What is Bitcoin? (2 minutes)
Bitcoin is decentralized digital currency. But if you want to understand what bitcoin is, you have to start at the beginning, with the question: What is Money?
Transcript:
Let’s start at the beginning.
Something is money if it has these 3 qualities, a store of value, a medium of exchange, and having a unit of account.
Lots of things have been in money in history, seashells, beads, silver, gold, and most recently paper money backed by governments, called fiat currency.
When governments have the ability to create money, they do it – to assist in a liquidity crisis, to finance wars, to fund government programs. But the downside is that the fiat currency is guaranteed to lose value over time and creates a debt spiral, where in simple terms, they take out more credit cards to pay off the old credit cards.
Bitcoin solves this. Bitcoin is software created in 2008 and is the first, most secure, and most widely known solution to the problem of creating digital money.
Bitcoin is a decentralized digital currency.
Decentralized meaning that no one person controls it, owns it or could shut it down.
It’s digital-only - there’s no gold coins or physical form. When you own it, you keep it in a digital wallet.
And it’s currency. It’s digital money. Not only does it have the 3 qualities of money, but when you compare it to gold or fiat currency, it also has far superior properties of money.
It makes bitcoin very interesting and attractive from a future growth perspective too.

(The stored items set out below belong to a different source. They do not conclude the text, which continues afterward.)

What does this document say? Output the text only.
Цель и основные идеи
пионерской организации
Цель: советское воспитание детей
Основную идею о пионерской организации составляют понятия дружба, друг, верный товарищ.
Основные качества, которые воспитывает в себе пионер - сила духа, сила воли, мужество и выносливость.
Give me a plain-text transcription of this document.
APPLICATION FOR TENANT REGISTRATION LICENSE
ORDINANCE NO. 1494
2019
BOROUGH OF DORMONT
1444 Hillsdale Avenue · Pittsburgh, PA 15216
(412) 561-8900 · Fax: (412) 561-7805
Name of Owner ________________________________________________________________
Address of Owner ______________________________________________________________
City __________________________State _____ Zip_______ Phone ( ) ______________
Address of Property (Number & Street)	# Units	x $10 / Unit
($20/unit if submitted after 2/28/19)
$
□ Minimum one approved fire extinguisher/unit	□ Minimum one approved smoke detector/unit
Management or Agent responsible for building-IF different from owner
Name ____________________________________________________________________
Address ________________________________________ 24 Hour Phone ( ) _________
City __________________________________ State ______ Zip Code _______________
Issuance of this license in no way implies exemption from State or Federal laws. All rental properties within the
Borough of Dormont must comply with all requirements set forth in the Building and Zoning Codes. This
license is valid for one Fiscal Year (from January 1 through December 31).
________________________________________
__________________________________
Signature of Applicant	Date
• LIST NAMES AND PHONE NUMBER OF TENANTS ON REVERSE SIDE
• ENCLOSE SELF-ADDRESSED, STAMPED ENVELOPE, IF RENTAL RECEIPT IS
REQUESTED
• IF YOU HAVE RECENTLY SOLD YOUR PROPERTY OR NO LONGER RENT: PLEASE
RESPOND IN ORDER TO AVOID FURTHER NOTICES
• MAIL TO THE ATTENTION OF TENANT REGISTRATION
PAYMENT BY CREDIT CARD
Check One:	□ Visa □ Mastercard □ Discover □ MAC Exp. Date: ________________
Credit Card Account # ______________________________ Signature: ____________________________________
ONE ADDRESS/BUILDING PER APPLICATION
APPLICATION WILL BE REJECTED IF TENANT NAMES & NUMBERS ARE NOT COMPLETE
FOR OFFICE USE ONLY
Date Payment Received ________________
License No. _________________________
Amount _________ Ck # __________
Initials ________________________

It’s person to person. When someone sends you bitcoin or pays you in bitcoin, bitcoin doesn’t go through a bank, a government or any other 3rd party. It is a global, open monetary network that no one controls and everyone in the world with an internet connection can participate in.

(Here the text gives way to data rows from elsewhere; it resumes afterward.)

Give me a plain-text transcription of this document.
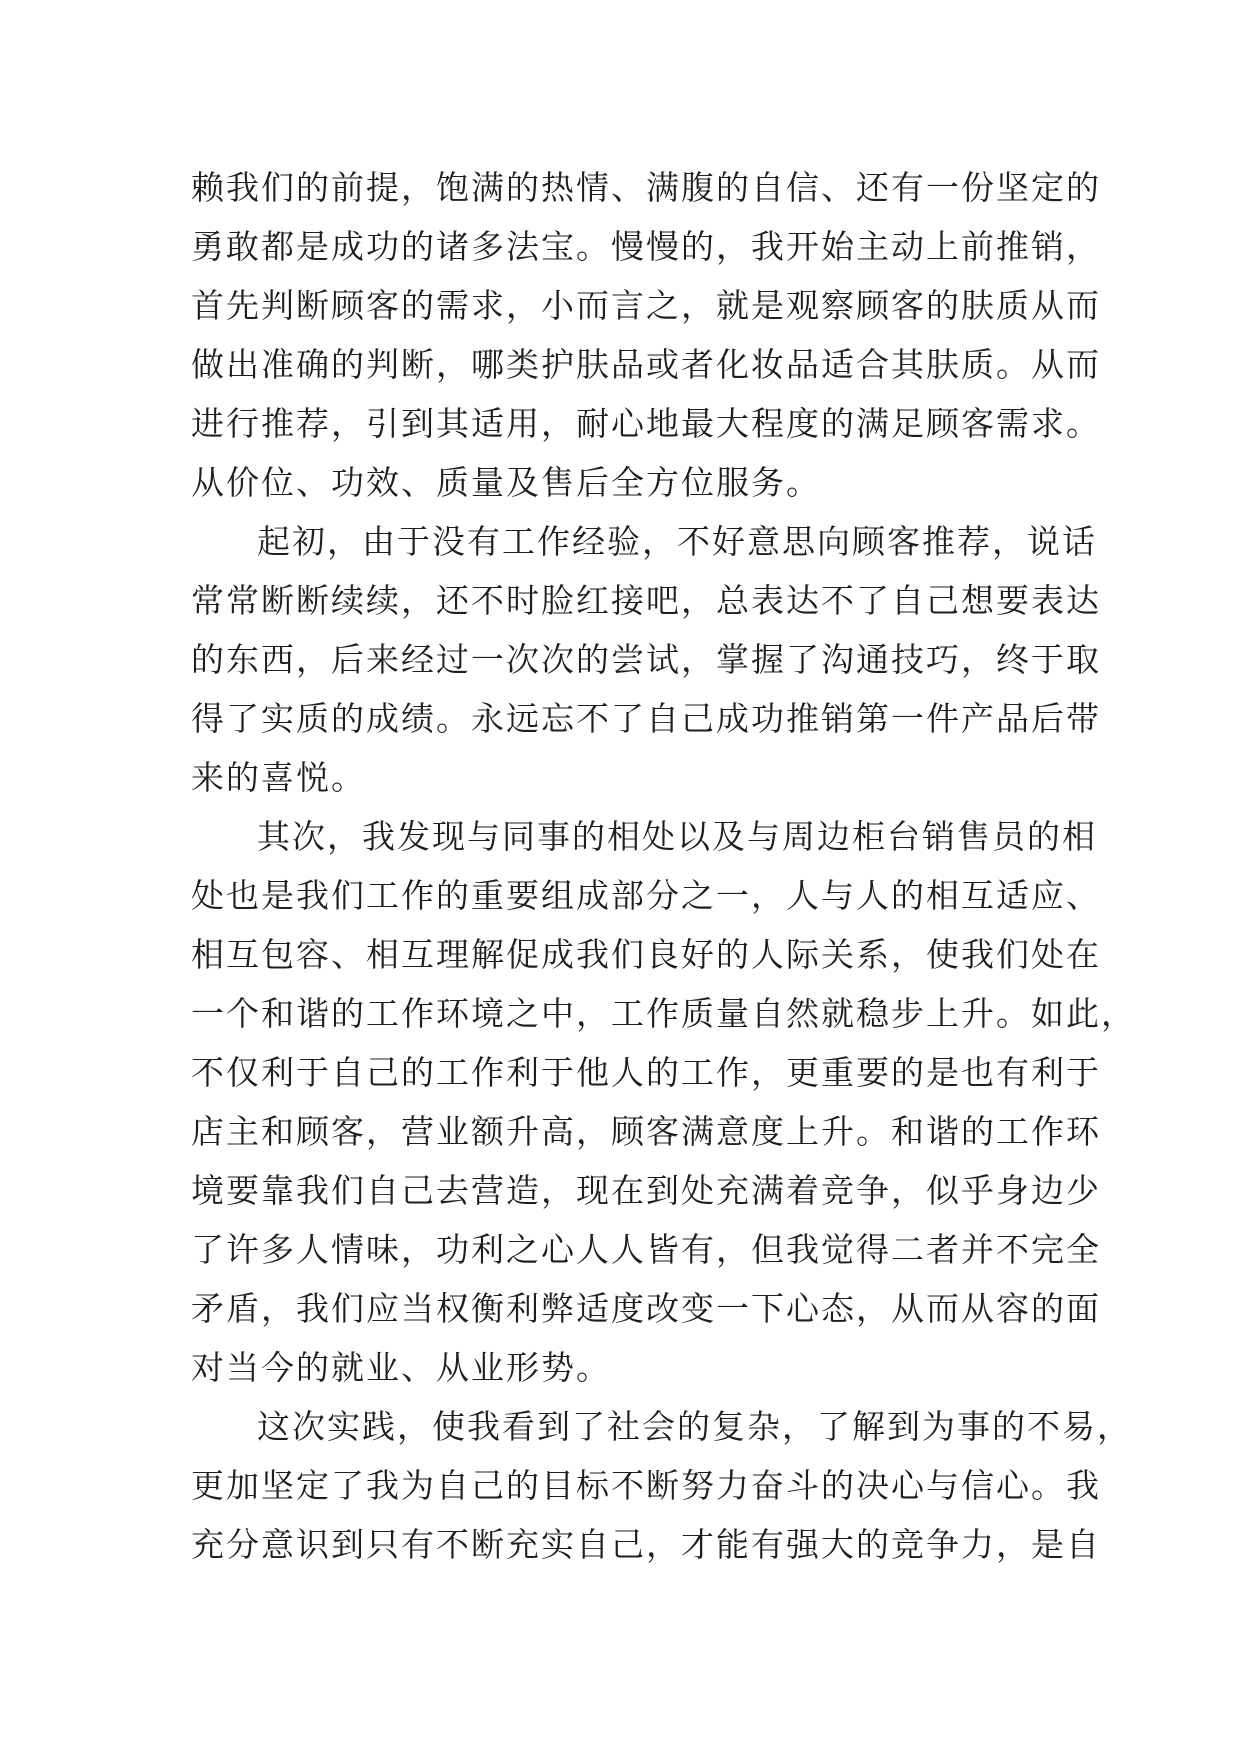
赖我们的前提，饱满的热情、满腹的自信、还有一份坚定的
勇敢都是成功的诸多法宝。慢慢的，我开始主动上前推销，
首先判断顾客的需求，小而言之，就是观察顾客的肤质从而
做出准确的判断，哪类护肤品或者化妆品适合其肤质。从而
进行推荐，引到其适用，耐心地最大程度的满足顾客需求。
从价位、功效、质量及售后全方位服务。
起初，由于没有工作经验，不好意思向顾客推荐，说话
常常断断续续，还不时脸红接吧，总表达不了自己想要表达
的东西，后来经过一次次的尝试，掌握了沟通技巧，终于取
得了实质的成绩。永远忘不了自己成功推销第一件产品后带
来的喜悦。
其次，我发现与同事的相处以及与周边柜台销售员的相
处也是我们工作的重要组成部分之一，人与人的相互适应、
相互包容、相互理解促成我们良好的人际关系，使我们处在
一个和谐的工作环境之中，工作质量自然就稳步上升。如此，
不仅利于自己的工作利于他人的工作，更重要的是也有利于
店主和顾客，营业额升高，顾客满意度上升。和谐的工作环
境要靠我们自己去营造，现在到处充满着竞争，似乎身边少
了许多人情味，功利之心人人皆有，但我觉得二者并不完全
矛盾，我们应当权衡利弊适度改变一下心态，从而从容的面
对当今的就业、从业形势。
这次实践，使我看到了社会的复杂，了解到为事的不易，
更加坚定了我为自己的目标不断努力奋斗的决心与信心。我
充分意识到只有不断充实自己，才能有强大的竞争力，是自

There will only ever be 21 million bitcoin but each 1 bitcoin can be divided into a hundred million units called satoshis so anyone, anywhere can buy some with as little as 50 cents and send it anywhere in the world.
All of this makes bitcoin a very compelling solution to the problems we face.
Since its creation, it has grown at a very rapid pace following the same path of growth that internet adoption took. In those terms, it’s only about 1998.
There’s a lot of growth to still occur.
If you’re learning about bitcoin now you’re still very early.